Weihnachtsskandal um Stalin

Georgien diskutiert über ein Heiligenbild mit dem Sowjetdiktator

  • Daniel Säwert
  • Lesedauer: 3 Min.
Ikone des Antoßes: Diese Abbildung Stalins in der Hauptkirche des Landes ist für einige Georgier ein Skandal.
Ikone des Antoßes: Diese Abbildung Stalins in der Hauptkirche des Landes ist für einige Georgier ein Skandal.

»Das ist ein weiterer Erfolg der russischen Informationskriegsmaschine«, entrüstete sich Giorgi Kandelaki in einem Video am Wochenende.
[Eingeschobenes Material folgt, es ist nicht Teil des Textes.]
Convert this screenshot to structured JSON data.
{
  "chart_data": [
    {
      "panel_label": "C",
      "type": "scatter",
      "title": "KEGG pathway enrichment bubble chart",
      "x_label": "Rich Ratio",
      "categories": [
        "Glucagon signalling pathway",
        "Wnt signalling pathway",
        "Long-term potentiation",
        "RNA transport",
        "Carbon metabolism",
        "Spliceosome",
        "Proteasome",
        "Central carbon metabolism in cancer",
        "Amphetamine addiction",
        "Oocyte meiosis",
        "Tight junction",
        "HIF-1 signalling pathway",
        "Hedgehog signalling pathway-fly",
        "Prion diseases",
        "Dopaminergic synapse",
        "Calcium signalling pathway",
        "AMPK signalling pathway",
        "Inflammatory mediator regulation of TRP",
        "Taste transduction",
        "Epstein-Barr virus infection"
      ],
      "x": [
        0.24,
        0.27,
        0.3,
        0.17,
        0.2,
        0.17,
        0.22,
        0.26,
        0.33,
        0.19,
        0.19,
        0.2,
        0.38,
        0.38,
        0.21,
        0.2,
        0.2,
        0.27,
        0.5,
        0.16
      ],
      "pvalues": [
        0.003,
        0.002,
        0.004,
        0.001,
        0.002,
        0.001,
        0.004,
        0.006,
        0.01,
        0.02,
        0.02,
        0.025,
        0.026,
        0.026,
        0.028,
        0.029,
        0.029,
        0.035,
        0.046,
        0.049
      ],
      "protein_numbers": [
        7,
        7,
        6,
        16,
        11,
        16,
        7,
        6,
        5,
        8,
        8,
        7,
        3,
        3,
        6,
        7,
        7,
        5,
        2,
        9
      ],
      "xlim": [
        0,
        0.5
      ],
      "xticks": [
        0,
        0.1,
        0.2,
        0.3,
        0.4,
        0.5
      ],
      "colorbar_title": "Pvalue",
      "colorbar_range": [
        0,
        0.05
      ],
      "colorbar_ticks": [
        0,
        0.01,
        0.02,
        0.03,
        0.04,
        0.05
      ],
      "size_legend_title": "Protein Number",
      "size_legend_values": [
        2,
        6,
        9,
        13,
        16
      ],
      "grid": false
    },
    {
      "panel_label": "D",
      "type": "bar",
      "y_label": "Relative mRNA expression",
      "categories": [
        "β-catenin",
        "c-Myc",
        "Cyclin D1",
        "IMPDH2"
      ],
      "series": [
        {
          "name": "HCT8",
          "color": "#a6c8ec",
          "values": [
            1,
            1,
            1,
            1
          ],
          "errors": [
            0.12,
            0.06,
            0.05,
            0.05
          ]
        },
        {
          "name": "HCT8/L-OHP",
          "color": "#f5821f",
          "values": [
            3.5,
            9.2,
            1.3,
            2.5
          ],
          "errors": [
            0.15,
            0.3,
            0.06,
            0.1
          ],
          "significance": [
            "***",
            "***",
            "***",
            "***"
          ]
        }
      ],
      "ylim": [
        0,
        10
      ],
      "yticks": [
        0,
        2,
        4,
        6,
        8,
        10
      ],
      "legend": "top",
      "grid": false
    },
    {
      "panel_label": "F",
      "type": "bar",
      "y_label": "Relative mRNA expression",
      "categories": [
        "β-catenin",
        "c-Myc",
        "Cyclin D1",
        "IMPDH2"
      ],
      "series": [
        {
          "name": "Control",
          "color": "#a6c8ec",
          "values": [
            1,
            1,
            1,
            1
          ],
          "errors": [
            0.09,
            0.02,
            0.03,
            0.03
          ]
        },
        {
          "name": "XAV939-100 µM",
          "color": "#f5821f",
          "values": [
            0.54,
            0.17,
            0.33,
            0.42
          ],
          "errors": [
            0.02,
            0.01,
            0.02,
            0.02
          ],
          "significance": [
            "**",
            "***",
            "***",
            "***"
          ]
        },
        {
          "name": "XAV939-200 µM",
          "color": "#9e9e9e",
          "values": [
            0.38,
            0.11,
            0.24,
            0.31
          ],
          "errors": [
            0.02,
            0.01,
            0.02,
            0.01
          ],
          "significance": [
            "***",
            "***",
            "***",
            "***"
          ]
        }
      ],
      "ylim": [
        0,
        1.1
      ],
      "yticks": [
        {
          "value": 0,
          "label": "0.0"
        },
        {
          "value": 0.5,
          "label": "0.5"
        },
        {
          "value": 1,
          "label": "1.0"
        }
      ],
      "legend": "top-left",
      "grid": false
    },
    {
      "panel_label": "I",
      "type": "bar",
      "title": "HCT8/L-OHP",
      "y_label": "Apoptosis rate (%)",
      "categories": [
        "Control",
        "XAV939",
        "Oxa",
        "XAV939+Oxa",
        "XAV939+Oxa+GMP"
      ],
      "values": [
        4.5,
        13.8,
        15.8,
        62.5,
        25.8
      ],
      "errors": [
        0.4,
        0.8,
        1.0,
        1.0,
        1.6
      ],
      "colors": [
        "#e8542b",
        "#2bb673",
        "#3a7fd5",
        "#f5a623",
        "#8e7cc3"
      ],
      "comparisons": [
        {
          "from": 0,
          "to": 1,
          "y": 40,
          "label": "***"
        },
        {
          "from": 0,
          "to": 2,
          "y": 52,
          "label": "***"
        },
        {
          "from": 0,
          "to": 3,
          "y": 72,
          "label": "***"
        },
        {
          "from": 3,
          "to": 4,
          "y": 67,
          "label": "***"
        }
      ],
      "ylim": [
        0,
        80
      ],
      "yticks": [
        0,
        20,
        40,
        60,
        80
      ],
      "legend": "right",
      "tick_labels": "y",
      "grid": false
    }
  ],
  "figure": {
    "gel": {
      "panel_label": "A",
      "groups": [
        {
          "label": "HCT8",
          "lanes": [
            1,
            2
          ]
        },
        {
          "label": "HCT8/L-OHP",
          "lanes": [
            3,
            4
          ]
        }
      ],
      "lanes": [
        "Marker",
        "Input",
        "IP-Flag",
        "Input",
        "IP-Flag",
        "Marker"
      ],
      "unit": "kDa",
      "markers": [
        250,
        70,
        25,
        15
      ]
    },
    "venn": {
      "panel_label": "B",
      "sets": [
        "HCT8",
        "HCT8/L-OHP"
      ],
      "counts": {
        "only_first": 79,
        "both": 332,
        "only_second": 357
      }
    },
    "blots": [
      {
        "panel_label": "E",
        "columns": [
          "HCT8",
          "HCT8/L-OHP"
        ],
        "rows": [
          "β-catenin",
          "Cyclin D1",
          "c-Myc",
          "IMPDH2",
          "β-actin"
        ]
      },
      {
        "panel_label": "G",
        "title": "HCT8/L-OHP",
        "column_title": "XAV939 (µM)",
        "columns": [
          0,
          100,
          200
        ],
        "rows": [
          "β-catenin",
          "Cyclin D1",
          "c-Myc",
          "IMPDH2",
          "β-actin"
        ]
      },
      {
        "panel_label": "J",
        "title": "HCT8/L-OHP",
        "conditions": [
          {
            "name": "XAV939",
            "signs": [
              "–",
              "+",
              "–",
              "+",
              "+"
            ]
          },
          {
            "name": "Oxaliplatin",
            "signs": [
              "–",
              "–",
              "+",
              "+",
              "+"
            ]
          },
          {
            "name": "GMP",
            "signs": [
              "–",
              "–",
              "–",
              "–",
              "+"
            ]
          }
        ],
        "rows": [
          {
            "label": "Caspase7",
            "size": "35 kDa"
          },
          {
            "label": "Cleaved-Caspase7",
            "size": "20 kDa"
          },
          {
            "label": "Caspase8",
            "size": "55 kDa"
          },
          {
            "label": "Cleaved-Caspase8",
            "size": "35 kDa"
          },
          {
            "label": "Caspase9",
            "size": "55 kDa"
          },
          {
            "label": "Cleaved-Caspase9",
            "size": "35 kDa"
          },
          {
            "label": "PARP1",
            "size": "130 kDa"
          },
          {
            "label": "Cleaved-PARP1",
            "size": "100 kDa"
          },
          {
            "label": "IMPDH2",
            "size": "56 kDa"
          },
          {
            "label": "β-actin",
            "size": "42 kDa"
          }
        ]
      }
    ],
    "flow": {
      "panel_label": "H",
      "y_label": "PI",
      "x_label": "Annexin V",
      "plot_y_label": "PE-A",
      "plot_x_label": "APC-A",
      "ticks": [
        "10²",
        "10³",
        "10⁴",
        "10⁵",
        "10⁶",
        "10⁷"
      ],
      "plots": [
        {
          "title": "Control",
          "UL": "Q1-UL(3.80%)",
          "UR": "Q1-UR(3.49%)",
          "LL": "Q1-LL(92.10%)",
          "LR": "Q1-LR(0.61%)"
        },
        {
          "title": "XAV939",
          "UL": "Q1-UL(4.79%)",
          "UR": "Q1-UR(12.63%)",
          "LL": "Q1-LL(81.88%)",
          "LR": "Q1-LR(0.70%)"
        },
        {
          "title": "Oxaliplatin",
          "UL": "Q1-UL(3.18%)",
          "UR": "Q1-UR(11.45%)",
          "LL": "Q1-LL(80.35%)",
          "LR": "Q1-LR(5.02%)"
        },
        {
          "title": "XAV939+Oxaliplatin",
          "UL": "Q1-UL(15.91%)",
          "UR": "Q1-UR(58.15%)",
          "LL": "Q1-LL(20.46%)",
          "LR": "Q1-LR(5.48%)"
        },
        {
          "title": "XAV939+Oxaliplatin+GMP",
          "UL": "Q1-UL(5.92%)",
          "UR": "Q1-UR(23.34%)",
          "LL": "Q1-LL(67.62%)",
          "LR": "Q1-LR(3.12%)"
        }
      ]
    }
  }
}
Das Video, das der Politiker der Partei Europäisches Georgien und Forscher des Sovlab, einer von Deutschland finanzierten Organisation zur Erforschung der sowjetischen Geschichte Georgiens, in sozialen Medien teilte, zeigt eine Ikone in der Sameba-Kathedrale von Tiflis, dem Sitz des georgisch-apostoloischen Patriarchen. Zu sehen ist eine Ikone, auf der Josef Stalin, Georgier und langjähriger Diktator der Sowjetunion, abgebildet ist. Dem »Initiator der Zerstörung der Unabhängigkeit Georgiens, Mörder Tausender Geistlicher und Erschaffer des totalitären Sowjetsystems« ausgerechnet in einer Kirche zu huldigen – für Kandelaki ein Skandal. Ebenso wie für viele Internetnutzer, die das Video am Wochenende teilten.

Kirche versteht Aufregung nicht

In der Kirche kann man die Aufregung hingegen nicht verstehen. Dass Stalin sich auf einer Ikone wiederfindet, sei nichts Ungewöhnliches, erklärte der Pressesprecher der Kirche, Andrij Dschagmaidse, gegenüber georgischen Medien. Schließlich gehe es bei dem Heiligenbild nicht um den Sowjetführer, sondern um Matrona von Moskau, eine Heilige der Russisch-Orthodoxen-Kirche. Der Legende nach soll Stalin sie aufgesucht haben, als die Deutschen vor Moskau standen. Dabei habe sie ihm gesagt, dass das russische Volk siegen werde, wenn es Stalin folgt.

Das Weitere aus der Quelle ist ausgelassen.